Those twiddling with the origin of life at the forefront of technology, call it synthetic biology, to use the politically correct words. Some splice genes from other organisms to produce better food products. Others flounder with genes for producing tomatoes that can survive bruises. Many graft jellyfish genes to potatoes to make them glow when they need to be watered. Making completely new organisms from scratch is a simple technique today.
In 2013, the Semiconductor Research Corp., from N.C., started a Semiconductor Synthetic Biology or SSB program to cross human genes and semiconductors. Their aim is to create hybrid computers, something like cyborgs. Although they have progressed far, they have yet to overcome many intermediate hurdles along the way.
Ultimately, they want to make living computers. They intend to make low power biological systems that can process signals much the same way as the human brain can. At present, they are trying to build a CMOS hybrid life form, for which, they are combining CMOS and biological components to allow signal processing and sensing mechanisms.
According to the Director of Cross-Disciplinary Research and Special Projects at SRC, there are several dimensions to the opportunity of using semiconductors in synthetic biology and this could enter various physical directions. He feels that research in SSB will generate a new data explosion – such as big data. It will be important to see how synthetic biology along with semiconductors will handle big data, especially in the science of health and in medical care.
One of the opportunities that can offer proof-of-the-concept is in the form of personalized medicine. This is because it is now possible to sequence the genome of a person – the process generating a vast database of genetic dispositions. Additionally, this also helps in testing the response of an individual to a particular drug in the lab, before it is actually administered.
The SSB program is connecting cells to semiconductor interfaces to read out signals indicating the activities inside a specific cell. In the next step, they intend to design new cells that have characteristics that are more desirable, such as sensitivity to specific substances – making them suitable for use as sensors. Apart from extracting signals from cells, researchers in the program plan to inject signals into cells. Their intention is to generate a two-way communication system, thus creating a hybrid system, half biological and half electronic, which will be capable of processing massive amounts of information; in short, a living computer.
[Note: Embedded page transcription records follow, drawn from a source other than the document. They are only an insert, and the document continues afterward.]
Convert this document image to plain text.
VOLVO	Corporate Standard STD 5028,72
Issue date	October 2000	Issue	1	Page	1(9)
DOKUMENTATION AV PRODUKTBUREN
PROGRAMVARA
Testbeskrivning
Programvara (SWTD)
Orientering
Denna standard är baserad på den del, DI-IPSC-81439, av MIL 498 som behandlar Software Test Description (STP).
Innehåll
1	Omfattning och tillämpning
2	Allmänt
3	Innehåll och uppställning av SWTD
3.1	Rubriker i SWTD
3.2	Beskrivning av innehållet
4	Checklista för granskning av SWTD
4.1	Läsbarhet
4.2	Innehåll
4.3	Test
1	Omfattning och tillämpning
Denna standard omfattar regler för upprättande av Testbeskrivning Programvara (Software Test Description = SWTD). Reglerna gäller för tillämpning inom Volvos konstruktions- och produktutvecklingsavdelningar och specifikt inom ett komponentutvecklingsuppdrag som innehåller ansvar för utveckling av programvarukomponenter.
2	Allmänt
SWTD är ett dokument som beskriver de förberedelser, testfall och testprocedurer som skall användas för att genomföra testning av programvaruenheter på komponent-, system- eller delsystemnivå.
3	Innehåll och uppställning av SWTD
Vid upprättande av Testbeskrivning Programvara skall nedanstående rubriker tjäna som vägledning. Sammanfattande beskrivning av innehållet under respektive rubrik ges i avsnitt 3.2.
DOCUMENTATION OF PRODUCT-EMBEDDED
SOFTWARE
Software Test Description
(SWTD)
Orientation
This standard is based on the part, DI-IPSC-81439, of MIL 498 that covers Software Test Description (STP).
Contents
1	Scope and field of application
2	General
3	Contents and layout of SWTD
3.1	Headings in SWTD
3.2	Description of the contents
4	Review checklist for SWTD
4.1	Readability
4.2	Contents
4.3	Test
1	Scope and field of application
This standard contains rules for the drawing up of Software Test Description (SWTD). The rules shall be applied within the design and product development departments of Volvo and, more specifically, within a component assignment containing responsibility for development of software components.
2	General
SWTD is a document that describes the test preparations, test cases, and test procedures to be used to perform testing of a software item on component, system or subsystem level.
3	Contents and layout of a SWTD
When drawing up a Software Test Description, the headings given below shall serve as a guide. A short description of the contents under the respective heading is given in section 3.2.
In traditional drug discovery, passive arrays of cells are used. Each of the cells is exposed to a slightly varying drug. A scanner beam, usually a laser, electrically checks each cell and measures its response. That narrows down the drugs that show the maximum promise for further testing. However, the electrical or optical response of a cell to a drug is not a reliable method to capture all the activity within the cell. The SSB program can do that and is about one thousand times faster.
Arrays of sensing pixels can solve the problem, where each pixel measures a different parameter. With the CMOS chip performing a sensor fusion on the results, researchers expect to uncover the complete metabolic response of the cell to a drug.